Hyponatraemia is the most common electrolyte disorder in patients presenting with AHF, which results from impaired water excretion (dilutional) rather than sodium loss.4, 8, 24 Major determinants are increased arginine vasopressin release for any plasma osmotic pressures (stimulated by angiotensin II) and reduced renal tubular flow, which impairs the ability of the kidneys to excrete free water.4 To antagonize these detrimental effects in order to improve free water excretion, one should try to facilitate solute flow in the distal parts so that the distal nephron can dilute urine to an osmolality as low as 10-fold of serum.4 Adding acetazolamide elegantly fits in this pathophysiology, especially in the case of prolonged loop diuretic administration because the latter prevents renal medullar osmotic build-up which reduces concentrating ability in the collecting ducts even more.4, 25 There was a non-significant trend toward lower baseline sodium levels in the acetazolamide arm, which was no longer present during follow-up, which might be explained by the fact that acetazolamide might facilitate the ability of the kidneys to excrete free water to help correct dilutional hyponatraemia.

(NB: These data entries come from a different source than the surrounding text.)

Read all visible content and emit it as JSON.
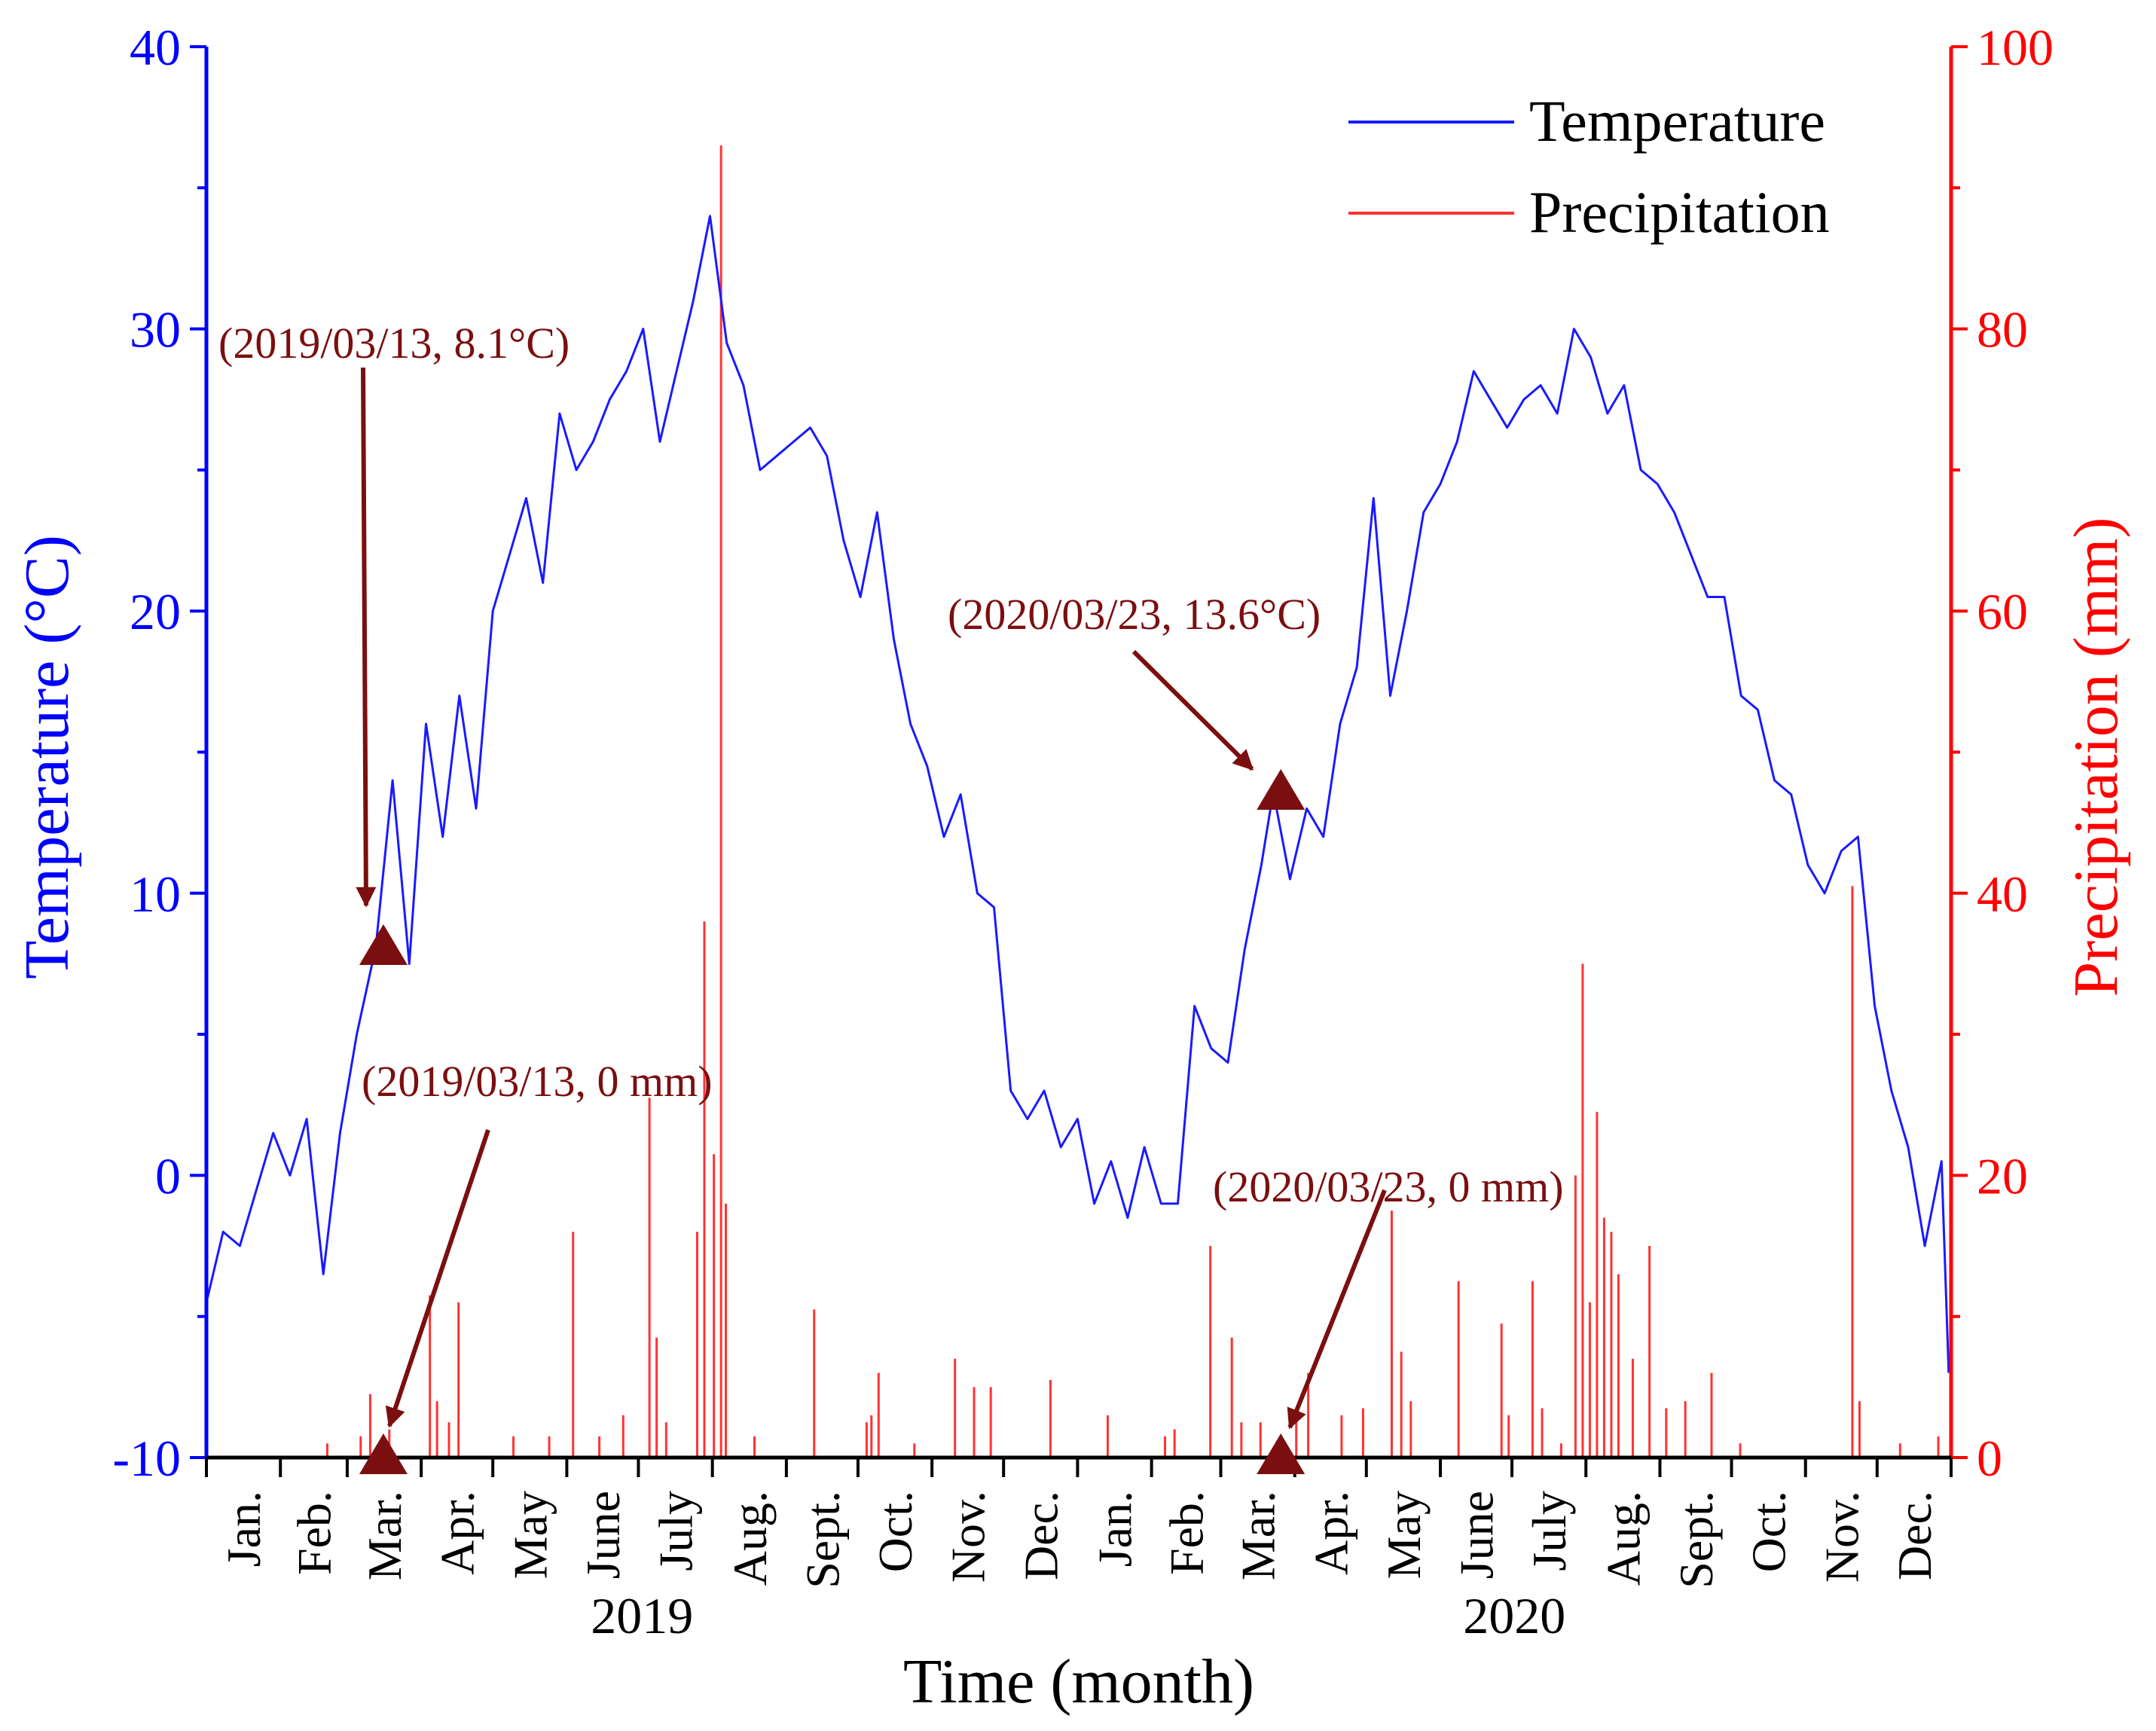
{
  "chart_data": {
    "type": "line",
    "title": "",
    "xlabel": "Time (month)",
    "ylabel_left": "Temperature (°C)",
    "ylabel_right": "Precipitation (mm)",
    "ylim_left": [
      -10,
      40
    ],
    "ylim_right": [
      0,
      100
    ],
    "yticks_left": [
      "-10",
      "0",
      "10",
      "20",
      "30",
      "40"
    ],
    "yticks_right": [
      "0",
      "20",
      "40",
      "60",
      "80",
      "100"
    ],
    "x_range": [
      "2019-01-01",
      "2020-12-31"
    ],
    "month_labels": [
      "Jan.",
      "Feb.",
      "Mar.",
      "Apr.",
      "May",
      "June",
      "July",
      "Aug.",
      "Sept.",
      "Oct.",
      "Nov.",
      "Dec.",
      "Jan.",
      "Feb.",
      "Mar.",
      "Apr.",
      "May",
      "June",
      "July",
      "Aug.",
      "Sept.",
      "Oct.",
      "Nov.",
      "Dec."
    ],
    "year_labels": [
      "2019",
      "2020"
    ],
    "grid": false,
    "legend_position": "top-right",
    "colors": {
      "temperature": "#1a1aff",
      "precipitation": "#ff3333",
      "annotation": "#7b0f0f",
      "axis_left": "#0000ff",
      "axis_right": "#ff0000"
    },
    "series": [
      {
        "name": "Temperature",
        "axis": "left",
        "unit": "°C",
        "points": [
          [
            "2019-01-01",
            -4.5
          ],
          [
            "2019-01-08",
            -2.0
          ],
          [
            "2019-01-15",
            -2.5
          ],
          [
            "2019-01-22",
            -0.5
          ],
          [
            "2019-01-29",
            1.5
          ],
          [
            "2019-02-05",
            0.0
          ],
          [
            "2019-02-12",
            2.0
          ],
          [
            "2019-02-19",
            -3.5
          ],
          [
            "2019-02-26",
            1.5
          ],
          [
            "2019-03-05",
            5.0
          ],
          [
            "2019-03-13",
            8.1
          ],
          [
            "2019-03-20",
            14.0
          ],
          [
            "2019-03-27",
            7.5
          ],
          [
            "2019-04-03",
            16.0
          ],
          [
            "2019-04-10",
            12.0
          ],
          [
            "2019-04-17",
            17.0
          ],
          [
            "2019-04-24",
            13.0
          ],
          [
            "2019-05-01",
            20.0
          ],
          [
            "2019-05-08",
            22.0
          ],
          [
            "2019-05-15",
            24.0
          ],
          [
            "2019-05-22",
            21.0
          ],
          [
            "2019-05-29",
            27.0
          ],
          [
            "2019-06-05",
            25.0
          ],
          [
            "2019-06-12",
            26.0
          ],
          [
            "2019-06-19",
            27.5
          ],
          [
            "2019-06-26",
            28.5
          ],
          [
            "2019-07-03",
            30.0
          ],
          [
            "2019-07-10",
            26.0
          ],
          [
            "2019-07-17",
            28.5
          ],
          [
            "2019-07-24",
            31.0
          ],
          [
            "2019-07-31",
            34.0
          ],
          [
            "2019-08-07",
            29.5
          ],
          [
            "2019-08-14",
            28.0
          ],
          [
            "2019-08-21",
            25.0
          ],
          [
            "2019-08-28",
            25.5
          ],
          [
            "2019-09-04",
            26.0
          ],
          [
            "2019-09-11",
            26.5
          ],
          [
            "2019-09-18",
            25.5
          ],
          [
            "2019-09-25",
            22.5
          ],
          [
            "2019-10-02",
            20.5
          ],
          [
            "2019-10-09",
            23.5
          ],
          [
            "2019-10-16",
            19.0
          ],
          [
            "2019-10-23",
            16.0
          ],
          [
            "2019-10-30",
            14.5
          ],
          [
            "2019-11-06",
            12.0
          ],
          [
            "2019-11-13",
            13.5
          ],
          [
            "2019-11-20",
            10.0
          ],
          [
            "2019-11-27",
            9.5
          ],
          [
            "2019-12-04",
            3.0
          ],
          [
            "2019-12-11",
            2.0
          ],
          [
            "2019-12-18",
            3.0
          ],
          [
            "2019-12-25",
            1.0
          ],
          [
            "2020-01-01",
            2.0
          ],
          [
            "2020-01-08",
            -1.0
          ],
          [
            "2020-01-15",
            0.5
          ],
          [
            "2020-01-22",
            -1.5
          ],
          [
            "2020-01-29",
            1.0
          ],
          [
            "2020-02-05",
            -1.0
          ],
          [
            "2020-02-12",
            -1.0
          ],
          [
            "2020-02-19",
            6.0
          ],
          [
            "2020-02-26",
            4.5
          ],
          [
            "2020-03-04",
            4.0
          ],
          [
            "2020-03-11",
            8.0
          ],
          [
            "2020-03-18",
            11.0
          ],
          [
            "2020-03-23",
            13.6
          ],
          [
            "2020-03-30",
            10.5
          ],
          [
            "2020-04-06",
            13.0
          ],
          [
            "2020-04-13",
            12.0
          ],
          [
            "2020-04-20",
            16.0
          ],
          [
            "2020-04-27",
            18.0
          ],
          [
            "2020-05-04",
            24.0
          ],
          [
            "2020-05-11",
            17.0
          ],
          [
            "2020-05-18",
            20.0
          ],
          [
            "2020-05-25",
            23.5
          ],
          [
            "2020-06-01",
            24.5
          ],
          [
            "2020-06-08",
            26.0
          ],
          [
            "2020-06-15",
            28.5
          ],
          [
            "2020-06-22",
            27.5
          ],
          [
            "2020-06-29",
            26.5
          ],
          [
            "2020-07-06",
            27.5
          ],
          [
            "2020-07-13",
            28.0
          ],
          [
            "2020-07-20",
            27.0
          ],
          [
            "2020-07-27",
            30.0
          ],
          [
            "2020-08-03",
            29.0
          ],
          [
            "2020-08-10",
            27.0
          ],
          [
            "2020-08-17",
            28.0
          ],
          [
            "2020-08-24",
            25.0
          ],
          [
            "2020-08-31",
            24.5
          ],
          [
            "2020-09-07",
            23.5
          ],
          [
            "2020-09-14",
            22.0
          ],
          [
            "2020-09-21",
            20.5
          ],
          [
            "2020-09-28",
            20.5
          ],
          [
            "2020-10-05",
            17.0
          ],
          [
            "2020-10-12",
            16.5
          ],
          [
            "2020-10-19",
            14.0
          ],
          [
            "2020-10-26",
            13.5
          ],
          [
            "2020-11-02",
            11.0
          ],
          [
            "2020-11-09",
            10.0
          ],
          [
            "2020-11-16",
            11.5
          ],
          [
            "2020-11-23",
            12.0
          ],
          [
            "2020-11-30",
            6.0
          ],
          [
            "2020-12-07",
            3.0
          ],
          [
            "2020-12-14",
            1.0
          ],
          [
            "2020-12-21",
            -2.5
          ],
          [
            "2020-12-28",
            0.5
          ],
          [
            "2020-12-31",
            -7.0
          ]
        ]
      },
      {
        "name": "Precipitation",
        "axis": "right",
        "unit": "mm",
        "points": [
          [
            "2019-02-20",
            1.0
          ],
          [
            "2019-03-06",
            1.5
          ],
          [
            "2019-03-10",
            4.5
          ],
          [
            "2019-03-18",
            2.0
          ],
          [
            "2019-04-04",
            11.5
          ],
          [
            "2019-04-07",
            4.0
          ],
          [
            "2019-04-12",
            2.5
          ],
          [
            "2019-04-16",
            11.0
          ],
          [
            "2019-05-09",
            1.5
          ],
          [
            "2019-05-24",
            1.5
          ],
          [
            "2019-06-03",
            16.0
          ],
          [
            "2019-06-14",
            1.5
          ],
          [
            "2019-06-24",
            3.0
          ],
          [
            "2019-07-05",
            25.5
          ],
          [
            "2019-07-08",
            8.5
          ],
          [
            "2019-07-12",
            2.5
          ],
          [
            "2019-07-25",
            16.0
          ],
          [
            "2019-07-28",
            38.0
          ],
          [
            "2019-08-01",
            21.5
          ],
          [
            "2019-08-04",
            93.0
          ],
          [
            "2019-08-06",
            18.0
          ],
          [
            "2019-08-18",
            1.5
          ],
          [
            "2019-09-12",
            10.5
          ],
          [
            "2019-10-04",
            2.5
          ],
          [
            "2019-10-06",
            3.0
          ],
          [
            "2019-10-09",
            6.0
          ],
          [
            "2019-10-24",
            1.0
          ],
          [
            "2019-11-10",
            7.0
          ],
          [
            "2019-11-18",
            5.0
          ],
          [
            "2019-11-25",
            5.0
          ],
          [
            "2019-12-20",
            5.5
          ],
          [
            "2020-01-13",
            3.0
          ],
          [
            "2020-02-06",
            1.5
          ],
          [
            "2020-02-10",
            2.0
          ],
          [
            "2020-02-25",
            15.0
          ],
          [
            "2020-03-05",
            8.5
          ],
          [
            "2020-03-09",
            2.5
          ],
          [
            "2020-03-17",
            2.5
          ],
          [
            "2020-04-01",
            3.5
          ],
          [
            "2020-04-06",
            6.0
          ],
          [
            "2020-04-20",
            3.0
          ],
          [
            "2020-04-29",
            3.5
          ],
          [
            "2020-05-11",
            17.5
          ],
          [
            "2020-05-15",
            7.5
          ],
          [
            "2020-05-19",
            4.0
          ],
          [
            "2020-06-08",
            12.5
          ],
          [
            "2020-06-26",
            9.5
          ],
          [
            "2020-06-29",
            3.0
          ],
          [
            "2020-07-09",
            12.5
          ],
          [
            "2020-07-13",
            3.5
          ],
          [
            "2020-07-21",
            1.0
          ],
          [
            "2020-07-27",
            20.0
          ],
          [
            "2020-07-30",
            35.0
          ],
          [
            "2020-08-02",
            11.0
          ],
          [
            "2020-08-05",
            24.5
          ],
          [
            "2020-08-08",
            17.0
          ],
          [
            "2020-08-11",
            16.0
          ],
          [
            "2020-08-14",
            13.0
          ],
          [
            "2020-08-20",
            7.0
          ],
          [
            "2020-08-27",
            15.0
          ],
          [
            "2020-09-03",
            3.5
          ],
          [
            "2020-09-11",
            4.0
          ],
          [
            "2020-09-22",
            6.0
          ],
          [
            "2020-10-04",
            1.0
          ],
          [
            "2020-11-20",
            40.5
          ],
          [
            "2020-11-23",
            4.0
          ],
          [
            "2020-12-10",
            1.0
          ],
          [
            "2020-12-26",
            1.5
          ]
        ]
      }
    ],
    "annotations": [
      {
        "text": "(2019/03/13, 8.1°C)",
        "date": "2019-03-13",
        "value": 8.1,
        "axis": "left"
      },
      {
        "text": "(2019/03/13, 0 mm)",
        "date": "2019-03-13",
        "value": 0,
        "axis": "right"
      },
      {
        "text": "(2020/03/23, 13.6°C)",
        "date": "2020-03-23",
        "value": 13.6,
        "axis": "left"
      },
      {
        "text": "(2020/03/23, 0 mm)",
        "date": "2020-03-23",
        "value": 0,
        "axis": "right"
      }
    ]
  }
}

Finally, despite the comorbid AHF population in the ADVOR trial, we did not observe any significant treatment effect modification or harm of acetazolamide according to baseline serum and potassium categories, both in covariate adjusted and unadjusted analysis. Therefore, the upfront use of acetazolamide on top of loop diuretic therapy is considered safe irrespective of the baseline sodium and potassium alterations and these baseline values do not alter the treatment effect of acetazolamide to achieve more successful decongestion in AHF.
Limitations
Several limitations of this sub-analysis should be acknowledged. First, while acetazolamide did not lead to significant changes in sodium and potassium during acute use, we do not have data to extrapolate this to its chronic use. Second, the protocol recommended the utilization of 500 ml dextrose solution including 3 g magnesium sulphate every 24 h and some patients might have received intravenous potassium supplements. Magnesium is essential for the proper functioning of the sodium/potassium pump and hypomagnesaemia potentiates the arrhythmogenic effect of hypokalaemia and they frequently co-exist.7
Conclusion
Acetazolamide on top of intravenous loop diuretic therapy is a safe strategy with respect to sodium and potassium serum homeostasis. The addition of acetazolamide improved diuretic efficacy across the entire serum sodium and potassium spectrum, ultimately leading to more successful decongestion and shorter length of stay in a comorbid decompensated AHF population irrespective of baseline sodium or potassium.
Funding
This study (KCE-17001) is independent research funded by Belgian Health Care Knowledge Centre under the KCE Trials Program. The views expressed in this publication are those of the author(s) and not necessarily those of Belgian Health Care Knowledge Centre which did not influence the analysis or reporting of the trial.
Conflict of interest: none declared.